A geospatial dynamic microsimulation model for household population projections
Forecasting Populations (FPOP) is a microsimulation model (MSM) that is the demographic core of an extensible modeling framework. The framework, with FPOP at its core, enables the geospatial projection of a population under purely demographic processes or under the additional influence of exogenous factors such as disease, policy changes and prevention programs, or environmental stressors. Empirically-derived transition probabilities of life events such as birth, death, marriage, divorce and migration, captured in lookup table format, drive the simulation. These transition probabilities can be modified dynamically by external user-defined functions or other external MSMs. The use of MSM structures and methodologies enables FPOP to portray the impact of heterogeneity in the geospatial dimension (e.g., distribution of environmental factors or distribution of intervention programs), as well as the social dimension (e.g., household or social network correlates), on the projections.
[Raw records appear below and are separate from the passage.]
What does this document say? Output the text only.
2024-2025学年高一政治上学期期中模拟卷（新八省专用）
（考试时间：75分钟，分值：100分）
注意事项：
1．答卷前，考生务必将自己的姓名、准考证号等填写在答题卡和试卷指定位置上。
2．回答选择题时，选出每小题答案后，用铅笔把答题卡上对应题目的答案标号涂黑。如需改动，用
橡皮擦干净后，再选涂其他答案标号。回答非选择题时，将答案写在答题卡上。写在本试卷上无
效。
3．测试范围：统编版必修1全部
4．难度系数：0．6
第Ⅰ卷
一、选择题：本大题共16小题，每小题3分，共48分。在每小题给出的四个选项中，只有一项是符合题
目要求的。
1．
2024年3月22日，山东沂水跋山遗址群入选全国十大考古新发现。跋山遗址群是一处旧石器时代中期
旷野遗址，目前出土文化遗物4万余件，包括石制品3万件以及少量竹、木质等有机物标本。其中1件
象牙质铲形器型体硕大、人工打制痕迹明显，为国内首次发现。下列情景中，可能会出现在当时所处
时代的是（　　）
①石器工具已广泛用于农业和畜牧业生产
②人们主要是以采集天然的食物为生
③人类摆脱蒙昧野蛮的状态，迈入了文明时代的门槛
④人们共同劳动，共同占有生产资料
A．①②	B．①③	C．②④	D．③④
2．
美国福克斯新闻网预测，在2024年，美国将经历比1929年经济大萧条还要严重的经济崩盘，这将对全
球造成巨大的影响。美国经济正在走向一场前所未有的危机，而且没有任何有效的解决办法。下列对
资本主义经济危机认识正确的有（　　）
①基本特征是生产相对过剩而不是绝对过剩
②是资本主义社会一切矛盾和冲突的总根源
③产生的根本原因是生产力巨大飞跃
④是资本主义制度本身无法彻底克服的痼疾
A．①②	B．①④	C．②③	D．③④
POP is designed and structured to: enable linking with external MSMs of any kind; support inclusion or configuration of more detailed transition probabilities; be scalable to millions of agents; use either an existing baseline synthetic population or a custom synthetic population of the user’s design; and, run under computing environments that don’t require a high degree of specialized software or hardware. In this paper we describe the design and structure of FPOP and then apply FPOP first under purely demographic processes and, secondly, in conjunction with an external disease model of obesity.
The objective of FPOP is to provide a demographically realistic projection of the size, structure, and movement of populations and households decades into the future.
Rogers, S., Rineer, J., Scruggs, M., Wheaton, W., Cooley, P., Roberts, D., & Wagener, D. (2014). A geospatial dynamic microsimulation model for household population projections. International Journal of Microsimulation, 7(2), 119-146.